Russia has just reinvigorated its relationship with Cuba, and I suspect that this renewed friendship of convenience will help Cuba’s Communist regime stick around longer than it would have without it.
A few things happened, all apparently part of an elaborate quid pro quo. First, while visiting Cuba last week, Russian president Vladimir Putin announced that his country was forgiving nearly all of Cuba’s lingering Soviet-era debt to Russia, or more than $30 billion. Then, a few days later, reports emerged that Cuba had agreed to allow Russia to re-open a large Soviet-era intelligence-gathering facility used to surveil the United States during the Cold War. While in Havana, Putin also spoke of reviving broader military and technological cooperation with Cuba, although he did not say exactly what that would entail. Last but not least, Russia and Cuba reportedly also signed some significant economic contracts, including ones that would allow Russian oil companies to explore Cuban waters.

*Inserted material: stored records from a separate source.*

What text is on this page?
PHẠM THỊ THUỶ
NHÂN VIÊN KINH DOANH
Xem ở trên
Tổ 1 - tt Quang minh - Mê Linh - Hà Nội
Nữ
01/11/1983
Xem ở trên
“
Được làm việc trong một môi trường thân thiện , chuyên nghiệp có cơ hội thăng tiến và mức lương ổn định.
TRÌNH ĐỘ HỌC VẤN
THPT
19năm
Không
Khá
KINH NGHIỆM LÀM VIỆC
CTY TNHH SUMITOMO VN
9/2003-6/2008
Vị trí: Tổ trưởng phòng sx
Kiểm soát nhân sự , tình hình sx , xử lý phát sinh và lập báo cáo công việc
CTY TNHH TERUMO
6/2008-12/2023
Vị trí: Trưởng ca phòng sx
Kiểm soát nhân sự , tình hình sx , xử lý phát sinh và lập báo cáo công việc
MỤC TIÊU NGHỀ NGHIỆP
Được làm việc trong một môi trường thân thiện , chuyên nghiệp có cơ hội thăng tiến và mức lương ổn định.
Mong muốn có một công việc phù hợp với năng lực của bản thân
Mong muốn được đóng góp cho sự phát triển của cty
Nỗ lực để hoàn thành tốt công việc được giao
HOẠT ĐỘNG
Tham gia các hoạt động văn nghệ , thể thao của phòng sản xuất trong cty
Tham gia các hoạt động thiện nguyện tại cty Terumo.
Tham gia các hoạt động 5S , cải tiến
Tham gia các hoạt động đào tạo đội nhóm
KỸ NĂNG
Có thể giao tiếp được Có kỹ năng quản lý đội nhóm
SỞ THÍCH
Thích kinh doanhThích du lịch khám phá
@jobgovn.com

Putin’s government seems to be responding in kind to what it perceives as a deepening U.S. threat on its own borders, and this is important in its own right. As a specialist on the survival and transformation of authoritarian regimes, though, I am also interested in how this reinvigorated relationship affects prospects for political change in Cuba.
Consolidated single-party regimes, like Cuba’s, are the most durable kind of autocracies, but when they do break down, it’s usually an economic or fiscal crisis that sets the process in motion. Slumping state revenues shrink the dole that encourages various factions within the party to stay loyal to the ruling elite, while wider economic problems also give ordinary citizens stronger motivations to demand reform. When frustrated citizens and disgruntled insiders find each other, the effect can be especially potent. Economic crisis doesn’t guarantee the collapse of single-party regimes, but it does significantly increase the probability of its occurrence.
The Soviet Union bankrolled Havana for many years, and the Cuban economy has been limping along since that funding stream disappeared along with the country that provided it. In 2o11, the Communist Party of Cuba finally responded to that malaise as formal theory leads us to expect that it would: by experimenting with some limited forms of economic liberalization. These reforms are significant, but as far as I can tell, they have not yet led to the kind of economic renewal that would give the ruling party a serious boost.
One of the reasons the Cuban regime managed to delay those reforms for long was the largesse it received from its close friends in Venezuela. As I discussed in a post here last year, Hugo Chavez’s government used its oil boom to help finance the Cuban regime at a time when Havana would otherwise have been hard pressed to search for new sources of revenue.
With Hugo Chavez dead and Venezuela’s economy in crisis, however, this support has become unreliable. I had expected this uncertainty to increase pressure on the Communist Party of Cuba to expand its liberalization in search of new revenues, and for that expanded liberalization, in turn, to improve prospects for popular mobilization and elite defections that could lead to broader political reforms.
The renewed embrace from Russia now has me revisiting that expectation. The forgiveness of more than $30 billion in debt should provide an immediate boost to Cuba’s finances, but I’m also intrigued by the talk of new oil concessions. For years, the Cuban government has seemed to be hoping that hydrocarbons under its waters would provide it with a new fiscal lifeline. That hasn’t happened yet, but it sounds like Russia and Havana increasingly see prospects for mutual gains in this sphere. Of course, it will also be important to see what other forms of economic and military support are on offer from Moscow and how quickly they might arrive.
None of these developments magically resolves the fundamental flaws in Cuba’s political economy, and so far the government shows no signs of rolling back the process of limited liberalization it has already begun. What’s more, Russia also has economic problems of its own, so it’s not clear how much help it can offer and how long it will be able to sustain that support. Even so, these developments probably do shrink the probability that the Cuban economy will tip soon into a deeper crisis, and with it the near-term prospects for a broader political transformation.